The population of New Zealand is 4 million 300,000. Stephen Fry has over 200,000 followers. These people build up small kingdoms on social networks. King Stephen Fry. Heh.  There’s a reason we call them influencers.


New Zealand were smart -they got a famous voice to speak up about censorship on the ‘net. Forced removal of  your profiles and content before it’s even gone to court (sound familiar?). We should do the same with Oz. And not just Mark Pesce – but a whole tribe of celebs. It’s one way to get Press, even if Stephen Conroy himself remains unimpressed. (an alliterative pun – press/impressed – geddit? geddit?)


So, who can we get to come in. Some famous person on Twitter. Doesn’t have to be Australian – though HamishAndAndy might be a start.  Perhaps from 50 Famous Twits?

Oh, that reminds me. Does anyone have access to Warren Buffet? I read his “Snowball” book and just have one teeny question to ask him. But he’s not on Twitter. I know he plays in a Bridge online community – anyone run into him lately? Thanks.

People know People. Peer to Peer. Disintermediation of Fame. I guess.

Laurel Papworth

Named by Forbes™ Magazine in the Top 50 Social Media Influencers globally, named Head of Industry, Social Media (Marketing Magazine™) and in the Power150 Media bloggers (AdAge™). CERT IV Training and Assessment certified trainer (Diplomas and Certificates etc) Adult Education. Laurel has manager Facebook Pages for Junior Masterchef, Idol, Big Brother etc. and have consulted on private online communities for banks Westpac, not for profits UNHCR & governments in SE Asia. Lecturer, social media, University of Sydney for 10 years and Laurel has 11,000 online students. Laurel Papworth personally connects to 6 million followers online and has taught around 100,000 people in the last 10 years how to be social media managers.

10 thoughts on “Twitter: King Stephen Fry and NZ Internet Law

  1. Queen @SilkCharm post intro to King @stephenfry, evil censorship in NZ & Oz plus new meaning to ‘Fry’d My Server” 🙂 http://twurl.nl/o2qp3p

  2. “People know People. Peer to Peer. Disintermediation of Fame.” How true.

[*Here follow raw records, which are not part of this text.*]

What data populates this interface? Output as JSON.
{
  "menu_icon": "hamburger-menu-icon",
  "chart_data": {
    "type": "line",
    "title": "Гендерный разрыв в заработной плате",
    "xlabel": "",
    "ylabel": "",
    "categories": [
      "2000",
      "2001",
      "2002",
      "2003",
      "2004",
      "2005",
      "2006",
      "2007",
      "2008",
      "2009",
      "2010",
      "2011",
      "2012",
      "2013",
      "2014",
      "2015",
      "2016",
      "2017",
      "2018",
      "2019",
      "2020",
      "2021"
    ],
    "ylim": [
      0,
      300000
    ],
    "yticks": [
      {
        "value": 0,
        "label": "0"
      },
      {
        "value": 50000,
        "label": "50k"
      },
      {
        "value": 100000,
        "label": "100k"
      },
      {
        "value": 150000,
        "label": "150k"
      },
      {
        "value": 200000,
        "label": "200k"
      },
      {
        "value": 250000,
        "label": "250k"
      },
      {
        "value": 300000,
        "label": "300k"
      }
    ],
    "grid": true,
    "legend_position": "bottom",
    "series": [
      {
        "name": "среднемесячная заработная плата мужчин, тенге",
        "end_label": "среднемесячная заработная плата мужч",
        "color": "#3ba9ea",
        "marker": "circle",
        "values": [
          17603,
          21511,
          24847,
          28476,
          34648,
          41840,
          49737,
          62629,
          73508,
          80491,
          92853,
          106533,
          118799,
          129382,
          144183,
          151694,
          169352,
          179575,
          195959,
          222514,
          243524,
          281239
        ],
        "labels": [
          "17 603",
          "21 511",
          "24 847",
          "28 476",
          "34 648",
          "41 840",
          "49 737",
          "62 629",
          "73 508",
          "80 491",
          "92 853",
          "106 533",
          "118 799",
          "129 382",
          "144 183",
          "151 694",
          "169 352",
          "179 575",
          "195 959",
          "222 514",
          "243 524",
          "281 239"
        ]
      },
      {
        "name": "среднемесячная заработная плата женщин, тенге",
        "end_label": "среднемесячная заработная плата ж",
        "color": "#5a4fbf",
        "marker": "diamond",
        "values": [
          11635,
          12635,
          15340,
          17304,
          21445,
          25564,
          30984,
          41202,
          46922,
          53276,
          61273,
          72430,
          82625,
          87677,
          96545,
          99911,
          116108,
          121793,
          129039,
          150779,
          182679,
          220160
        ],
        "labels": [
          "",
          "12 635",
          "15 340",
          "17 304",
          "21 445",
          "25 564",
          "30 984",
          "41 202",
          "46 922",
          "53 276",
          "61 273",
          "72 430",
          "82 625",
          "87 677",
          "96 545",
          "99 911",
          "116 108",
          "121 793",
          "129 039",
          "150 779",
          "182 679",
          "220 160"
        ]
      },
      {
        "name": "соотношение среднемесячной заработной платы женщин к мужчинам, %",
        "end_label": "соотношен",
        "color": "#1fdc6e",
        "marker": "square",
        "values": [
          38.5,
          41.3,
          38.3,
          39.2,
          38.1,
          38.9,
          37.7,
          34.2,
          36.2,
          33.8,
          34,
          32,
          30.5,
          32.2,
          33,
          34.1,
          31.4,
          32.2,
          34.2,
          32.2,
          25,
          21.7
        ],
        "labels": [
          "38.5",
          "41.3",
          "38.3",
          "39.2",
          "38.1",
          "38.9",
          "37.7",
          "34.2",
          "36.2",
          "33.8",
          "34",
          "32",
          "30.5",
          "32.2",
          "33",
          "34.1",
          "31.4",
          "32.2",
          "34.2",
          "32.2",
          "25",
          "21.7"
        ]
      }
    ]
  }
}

Love that last line in this post of yours.

    I read about the people’s reactions in NZ towards the new law in the following site http://www.geekzone.co.nz/juha/6247. They have described it as the “world’s harshest copyright enforcement law”. Just curious to know what triggered this law to be in place?

    Tina’s last blog post..How Long is Long Enough?

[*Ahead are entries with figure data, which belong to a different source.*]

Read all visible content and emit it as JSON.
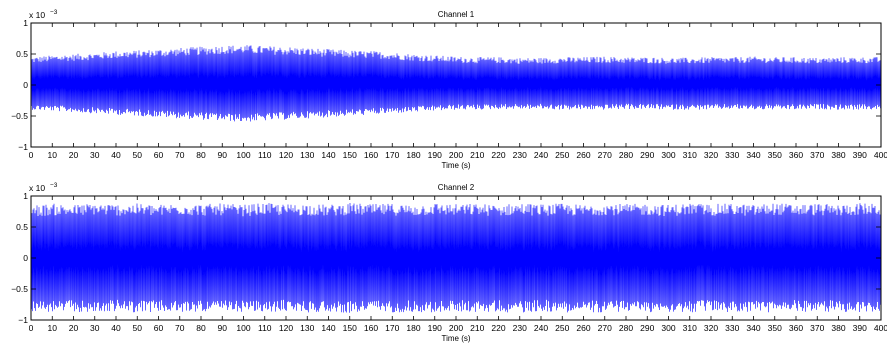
{
  "chart_data": [
    {
      "type": "line",
      "title": "Channel 1",
      "xlabel": "Time (s)",
      "ylabel": "",
      "y_exponent_label": "x 10",
      "y_exponent": "−3",
      "xlim": [
        0,
        400
      ],
      "ylim": [
        -1,
        1
      ],
      "x_ticks": [
        0,
        10,
        20,
        30,
        40,
        50,
        60,
        70,
        80,
        90,
        100,
        110,
        120,
        130,
        140,
        150,
        160,
        170,
        180,
        190,
        200,
        210,
        220,
        230,
        240,
        250,
        260,
        270,
        280,
        290,
        300,
        310,
        320,
        330,
        340,
        350,
        360,
        370,
        380,
        390,
        400
      ],
      "y_ticks": [
        -1,
        -0.5,
        0,
        0.5,
        1
      ],
      "y_tick_labels": [
        "−1",
        "−0.5",
        "0",
        "0.5",
        "1"
      ],
      "grid": false,
      "line_color": "#0000ff",
      "series": [
        {
          "x": [
            0,
            10,
            20,
            30,
            40,
            50,
            60,
            70,
            80,
            90,
            100,
            110,
            120,
            130,
            140,
            150,
            160,
            170,
            180,
            190,
            200,
            210,
            220,
            230,
            240,
            250,
            260,
            270,
            280,
            290,
            300,
            310,
            320,
            330,
            340,
            350,
            360,
            370,
            380,
            390,
            400
          ],
          "upper_envelope": [
            0.45,
            0.48,
            0.5,
            0.52,
            0.55,
            0.56,
            0.58,
            0.6,
            0.62,
            0.64,
            0.65,
            0.63,
            0.62,
            0.6,
            0.58,
            0.56,
            0.55,
            0.53,
            0.5,
            0.48,
            0.46,
            0.45,
            0.45,
            0.44,
            0.44,
            0.45,
            0.45,
            0.46,
            0.45,
            0.45,
            0.44,
            0.44,
            0.45,
            0.45,
            0.46,
            0.45,
            0.45,
            0.44,
            0.45,
            0.45,
            0.45
          ],
          "lower_envelope": [
            -0.4,
            -0.42,
            -0.44,
            -0.46,
            -0.48,
            -0.5,
            -0.52,
            -0.54,
            -0.56,
            -0.58,
            -0.6,
            -0.58,
            -0.56,
            -0.54,
            -0.52,
            -0.5,
            -0.48,
            -0.46,
            -0.44,
            -0.42,
            -0.4,
            -0.4,
            -0.39,
            -0.39,
            -0.39,
            -0.4,
            -0.4,
            -0.4,
            -0.39,
            -0.39,
            -0.4,
            -0.4,
            -0.4,
            -0.39,
            -0.4,
            -0.4,
            -0.4,
            -0.39,
            -0.4,
            -0.4,
            -0.4
          ]
        }
      ]
    },
    {
      "type": "line",
      "title": "Channel 2",
      "xlabel": "Time (s)",
      "ylabel": "",
      "y_exponent_label": "x 10",
      "y_exponent": "−3",
      "xlim": [
        0,
        400
      ],
      "ylim": [
        -1,
        1
      ],
      "x_ticks": [
        0,
        10,
        20,
        30,
        40,
        50,
        60,
        70,
        80,
        90,
        100,
        110,
        120,
        130,
        140,
        150,
        160,
        170,
        180,
        190,
        200,
        210,
        220,
        230,
        240,
        250,
        260,
        270,
        280,
        290,
        300,
        310,
        320,
        330,
        340,
        350,
        360,
        370,
        380,
        390,
        400
      ],
      "y_ticks": [
        -1,
        -0.5,
        0,
        0.5,
        1
      ],
      "y_tick_labels": [
        "−1",
        "−0.5",
        "0",
        "0.5",
        "1"
      ],
      "grid": false,
      "line_color": "#0000ff",
      "series": [
        {
          "x": [
            0,
            10,
            20,
            30,
            40,
            50,
            60,
            70,
            80,
            90,
            100,
            110,
            120,
            130,
            140,
            150,
            160,
            170,
            180,
            190,
            200,
            210,
            220,
            230,
            240,
            250,
            260,
            270,
            280,
            290,
            300,
            310,
            320,
            330,
            340,
            350,
            360,
            370,
            380,
            390,
            400
          ],
          "upper_envelope": [
            0.85,
            0.88,
            0.86,
            0.89,
            0.87,
            0.88,
            0.86,
            0.89,
            0.87,
            0.88,
            0.86,
            0.89,
            0.87,
            0.88,
            0.86,
            0.89,
            0.87,
            0.88,
            0.86,
            0.89,
            0.87,
            0.88,
            0.86,
            0.89,
            0.87,
            0.88,
            0.86,
            0.89,
            0.87,
            0.88,
            0.86,
            0.89,
            0.87,
            0.88,
            0.86,
            0.89,
            0.87,
            0.88,
            0.86,
            0.89,
            0.87
          ],
          "lower_envelope": [
            -0.86,
            -0.88,
            -0.87,
            -0.89,
            -0.86,
            -0.88,
            -0.87,
            -0.89,
            -0.86,
            -0.88,
            -0.87,
            -0.89,
            -0.86,
            -0.88,
            -0.87,
            -0.89,
            -0.86,
            -0.88,
            -0.87,
            -0.89,
            -0.86,
            -0.88,
            -0.87,
            -0.89,
            -0.86,
            -0.88,
            -0.87,
            -0.89,
            -0.86,
            -0.88,
            -0.87,
            -0.89,
            -0.86,
            -0.88,
            -0.87,
            -0.89,
            -0.86,
            -0.88,
            -0.87,
            -0.89,
            -0.86
          ]
        }
      ]
    }
  ]
}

    1. The earliest news piece I have managed to dig up just now: only speaks of the introduction to parliament by Judith Tizard.

      Common belief (and not without reason) is that it was urged by lobby groups acting for recording industry bodies such as APRA and RIANZ, and unsurprisingly these seem to be the most vocal supporters of the act.

      So basically this is all due to major record labels being too stubborn and scared to change their business model because the last 50 years have been a gravy train.

      1. Sorry, the comment post broke the link.

  3. Tina, I’ve got some context for you here:


    legal analysis here:


    The FTA-S92A link is confirmed by our PM, John Key, in a TV interview:


    It’s at the beginning of the video clip.

    Juha’s last blog post..Some context for NZ’s harsh new copyright law

  4. Hi Juha,

    Thanks for sharing with us your latest blog post. I just read it. The examples stated there are easy to understand. 🙂 However I’m just wondering – the last point you stated there is “The only way to change it and again, I don’t believe for a second that this will happen, is through large-scale civil disobedience.”

    So I’m guessing civil disobedience here refers to protesting?